The Grand Rapids Press reports union members protested Tuesday in front of the Grand Rapids Public Library’s main branch. Librarian Marie Mulder, whose job is at risk, says she doesn’t think officials considered “creative solutions” to avoid job cuts.
James Botts, library board president, says the board didn’t want to close branches or cut hours.
The library this year faced a $914,000 budget deficit caused by decreasing revenue, mostly from declining revenue from taxes and the cost of benefits. An $11.1 million budget recommended by the library board replaces some jobs and cuts others.
The budget is up for approval June 10 by the City Commission.
Equipment stolen from art gallery at Eastern Market
DETROIT (AP) — Officials say thousands of dollars of equipment was stolen from an art gallery in Detroit’s Eastern Market area.
The Detroit Free Press reports the theft took place the weekend of May 10 at the Red Bull House of Art. Project Manager Karolina Biernacka says the theft, which was recorded by video surveillance, was a “major blow” to the gallery.
The House of Art launched in 2012 and also serves as a work space for artists. Biernacka says the man seen on surveillance had been in the gallery before.
Biernacka says no art was stolen, but the man nearly cleaned out the gallery’s tool shop. 
Corn growers balk at paying double for marketing plan
LANSING, Mich. (AP) — Michigan corn producers have rejected a proposal to pay more for a program that promotes their industry.
The plan called for boosting the assessment rate from 1 cent per bushel to 2 cents per bushel to generate revenue for research, education and marketing.
The April referendum was the first that asked growers to boost their payment rate since the corn  program was created in 1993.

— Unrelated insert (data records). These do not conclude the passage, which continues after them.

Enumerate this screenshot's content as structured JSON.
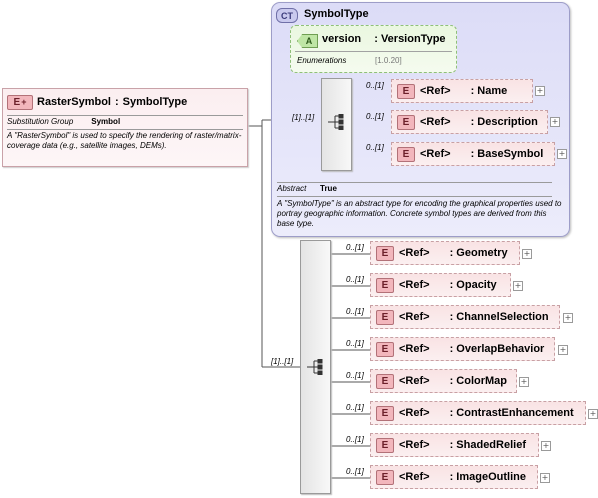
{
  "root": {
    "badge": "E",
    "name": "RasterSymbol",
    "sep": ":",
    "type": "SymbolType",
    "substitution_label": "Substitution Group",
    "substitution_value": "Symbol",
    "documentation": "A \"RasterSymbol\" is used to specify the rendering of raster/matrix-coverage data (e.g., satellite images, DEMs)."
  },
  "complex_type": {
    "badge": "CT",
    "name": "SymbolType",
    "abstract_label": "Abstract",
    "abstract_value": "True",
    "documentation": "A \"SymbolType\" is an abstract type for encoding the graphical properties used to portray geographic information.  Concrete symbol types are derived from this base type."
  },
  "attribute": {
    "badge": "A",
    "name": "version",
    "sep": ":",
    "type": "VersionType",
    "enum_label": "Enumerations",
    "enum_value": "[1.0.20]"
  },
  "type_sequence": {
    "cardinality": "[1]..[1]",
    "elements": [
      {
        "badge": "E",
        "ref": "<Ref>",
        "name": ": Name",
        "cardinality": "0..[1]"
      },
      {
        "badge": "E",
        "ref": "<Ref>",
        "name": ": Description",
        "cardinality": "0..[1]"
      },
      {
        "badge": "E",
        "ref": "<Ref>",
        "name": ": BaseSymbol",
        "cardinality": "0..[1]"
      }
    ]
  },
  "ext_sequence": {
    "cardinality": "[1]..[1]",
    "elements": [
      {
        "badge": "E",
        "ref": "<Ref>",
        "name": ": Geometry",
        "cardinality": "0..[1]"
      },
      {
        "badge": "E",
        "ref": "<Ref>",
        "name": ": Opacity",
        "cardinality": "0..[1]"
      },
      {
        "badge": "E",
        "ref": "<Ref>",
        "name": ": ChannelSelection",
        "cardinality": "0..[1]"
      },
      {
        "badge": "E",
        "ref": "<Ref>",
        "name": ": OverlapBehavior",
        "cardinality": "0..[1]"
      },
      {
        "badge": "E",
        "ref": "<Ref>",
        "name": ": ColorMap",
        "cardinality": "0..[1]"
      },
      {
        "badge": "E",
        "ref": "<Ref>",
        "name": ": ContrastEnhancement",
        "cardinality": "0..[1]"
      },
      {
        "badge": "E",
        "ref": "<Ref>",
        "name": ": ShadedRelief",
        "cardinality": "0..[1]"
      },
      {
        "badge": "E",
        "ref": "<Ref>",
        "name": ": ImageOutline",
        "cardinality": "0..[1]"
      }
    ]
  },
  "expand_glyph": "+",
  "colors": {
    "element_fill": "#f9e3e4",
    "complex_type_fill": "#dcdcf7",
    "attribute_fill": "#eaf7e0"
  }
}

President Mark Kies says the program’s operators are disappointed with the vote results and will talk with growers around the state about what to do next.
He says a strong and sophisticated marketing program is needed to answer criticism of the industry. 
Authorities: Power loss caused 2012 crash of aircraft
MANCELONA, Mich. (AP) — Authorities say a small plane crash in 2012 that killed a pilot in Antrim County likely occurred because of power loss to an engine during takeoff.
The Traverse City Record Eagle reports, however, that investigators couldn’t determine why the power cut out on Nov. 21, 2012.
Deputies and state police found the body of 68-year-old Roger Crawford in Mancelona, about 30 miles northeast of Traverse City, on Nov. 23, 2012. Relatives contacted deputies after Crawford didn’t show up at a family gathering on Thanksgiving a day earlier.
The plane plunged into a wooded area about a mile from the Lakes of the North community airstrip.
Authorities: Money missing from local library accounts
ALBION, Mich. (AP) — Authorities say they’re conducting an investigation into missing money at the Albion District Library.
The Battle Creek Enquirer reports the Calhoun County sheriff’s department is assisting police in the southern Michigan city. Detective Sgt. Jason Kern says search warrants were executed Monday at the library and a home.
Kern says a request for charges is expected to go to the Calhoun County prosecutor’s office after materials seized on Monday are reviewed.
Public schools must make up 3-10 days of classes
DETROIT (AP) — Public school students in Detroit will need to make up between three and 10 days of classes due to the harsh winter and repeated problems with the city’s municipal power system.
The Detroit Public Schools announced Wednesday that schools will be required to make up the days to meet state requirements, extending the school year.
Superintendent of Academics Karen Ridgeway says the district “exhausted all avenues” to minimize the number of days needed beyond the originally scheduled end of the school year. Letters have been provided to parents with details on individual schools.
The extensions also affect the summer school schedule.